The recent open metal-frame pieces are examples of designing metal and enamel before initiating work. This more collaborative effort parallels Roger’s solo explorations in metal.
In the Kuhn’s newest work, geometric shapes are truncated. The implied sections are realized by Roger’s metal lines or Belle’s planar enamel. Thus negative space expands the design field to fabric color and texture as the brooch or necklace is worn. This also makes for lighter wearability for larger brooches a serious consideration in enamels.
Apart from their intellectual approach, the Kuhns have a carefully researched understanding of technique. Enamel has physical contraints imposed by its chemistry. This is especially critical with Belle’s stripe patterning. Keeping the designs simple allows greater focus on color. One series was the illusion of folded paper. These “windows” of metal and enamel are derived from design studies based on paper folded back on itself so that the image appears to be floating.
The most intense work in the show was a stunning group of brooches incorporating pattern on pattern. Belle introduces microscopic, black and white, check shapes reminiscent of Japanese fabric. This pushes the technical limits of Belle’s thin-milled, steel-wire, roller-embossed silver foil. The layering of this foil causes problems with adhesion and warpage. A thin, contoured, linear design creates the additional problem of a greater silver area surrounding the enamel troughs. This results in an increased possibility of a chemical reation between the metal and the physical properties of the colors. This complication is further affected by the color range when working with silver. Reds, oranges and pure yellow become muddy in transparent application. The Kuhns, however push the color parameters of the blues and greens, which evolve into combinations of transparencies and opaques of vibrancy. Pattern on pattern is keyed to color pick up, which, unfortunately, black-and white photographs negate in large measure.

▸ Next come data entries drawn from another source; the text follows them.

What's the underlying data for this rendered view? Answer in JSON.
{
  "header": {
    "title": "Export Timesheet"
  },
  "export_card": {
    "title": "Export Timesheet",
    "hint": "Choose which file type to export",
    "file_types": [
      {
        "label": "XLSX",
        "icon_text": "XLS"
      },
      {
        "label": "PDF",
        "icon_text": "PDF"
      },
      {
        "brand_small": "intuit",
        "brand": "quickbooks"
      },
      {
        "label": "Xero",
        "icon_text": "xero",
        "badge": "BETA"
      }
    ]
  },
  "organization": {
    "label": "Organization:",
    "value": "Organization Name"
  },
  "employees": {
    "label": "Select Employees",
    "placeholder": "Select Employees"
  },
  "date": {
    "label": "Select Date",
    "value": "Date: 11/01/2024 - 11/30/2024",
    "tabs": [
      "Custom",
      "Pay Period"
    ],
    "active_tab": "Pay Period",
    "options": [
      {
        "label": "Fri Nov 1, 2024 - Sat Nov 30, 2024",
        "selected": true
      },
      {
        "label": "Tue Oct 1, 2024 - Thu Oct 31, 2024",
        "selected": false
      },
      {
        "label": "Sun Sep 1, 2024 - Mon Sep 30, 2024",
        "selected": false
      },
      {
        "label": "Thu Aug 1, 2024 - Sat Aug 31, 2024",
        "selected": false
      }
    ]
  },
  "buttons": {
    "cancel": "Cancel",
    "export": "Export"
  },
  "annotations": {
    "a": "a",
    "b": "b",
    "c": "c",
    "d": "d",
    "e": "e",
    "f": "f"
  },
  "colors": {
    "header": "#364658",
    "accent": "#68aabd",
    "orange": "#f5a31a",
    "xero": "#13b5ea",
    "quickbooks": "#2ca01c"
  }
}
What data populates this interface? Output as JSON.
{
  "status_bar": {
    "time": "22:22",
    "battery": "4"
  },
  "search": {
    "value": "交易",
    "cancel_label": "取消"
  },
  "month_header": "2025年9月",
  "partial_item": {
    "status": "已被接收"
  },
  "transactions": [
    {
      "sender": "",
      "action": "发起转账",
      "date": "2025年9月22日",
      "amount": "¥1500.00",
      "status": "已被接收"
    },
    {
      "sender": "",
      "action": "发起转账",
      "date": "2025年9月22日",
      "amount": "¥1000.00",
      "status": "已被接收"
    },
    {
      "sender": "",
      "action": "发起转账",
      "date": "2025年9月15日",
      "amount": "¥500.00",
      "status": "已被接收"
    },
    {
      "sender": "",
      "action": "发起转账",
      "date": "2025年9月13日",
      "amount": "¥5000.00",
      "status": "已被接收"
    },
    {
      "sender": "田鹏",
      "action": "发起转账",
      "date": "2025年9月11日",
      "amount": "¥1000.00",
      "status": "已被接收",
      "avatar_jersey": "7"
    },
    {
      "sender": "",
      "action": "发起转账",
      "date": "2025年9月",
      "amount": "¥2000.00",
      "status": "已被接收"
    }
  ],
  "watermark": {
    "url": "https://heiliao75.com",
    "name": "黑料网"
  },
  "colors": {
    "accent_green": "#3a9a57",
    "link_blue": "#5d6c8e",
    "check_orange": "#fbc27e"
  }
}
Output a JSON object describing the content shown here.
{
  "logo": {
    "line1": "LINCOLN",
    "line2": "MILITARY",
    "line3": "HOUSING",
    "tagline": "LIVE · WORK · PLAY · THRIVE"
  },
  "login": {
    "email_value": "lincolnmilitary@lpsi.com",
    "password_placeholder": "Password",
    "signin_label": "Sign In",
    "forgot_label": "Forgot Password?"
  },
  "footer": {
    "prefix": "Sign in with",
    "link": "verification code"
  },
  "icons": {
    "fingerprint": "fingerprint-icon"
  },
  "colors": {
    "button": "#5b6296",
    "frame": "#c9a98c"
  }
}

In all their series, Belle and Roger evidence their consummate mastery in an interchange based on excellence and respect.
October 3-31, 1986
Lubbock Fine Arts Center, Lubbock, TX
Department of Art, Texas Tech University, Lubbock, TX
by Elizabeth Skidmore Sasser
Like the marriage of metals, “Spectrum,” an exhibition of the work of five metalsmiths, was neatly bonded with the guest appearance of metalworker/jewelry designer Christina Smith as lecturer and critic at Texas Tech’s Art Department. The invitational show sponsored by the Fine Arts Center displayed metal pieces by Martha Glowacki (Madison, WI), Leslie Leupp (Lubbock, TX), Mac McCall (Oakland, CA), Tom Muir (Detroit, Ml), and Robin Quigley (Providence, RI). Abstraction, western regionalism laced with humor and elements of ceremonialism produced variety and vitality in the jewelry designs and in the sculptures, which ranged from miniature pieces to the thrust of a theatrically scaled torch constructed by Glowacki.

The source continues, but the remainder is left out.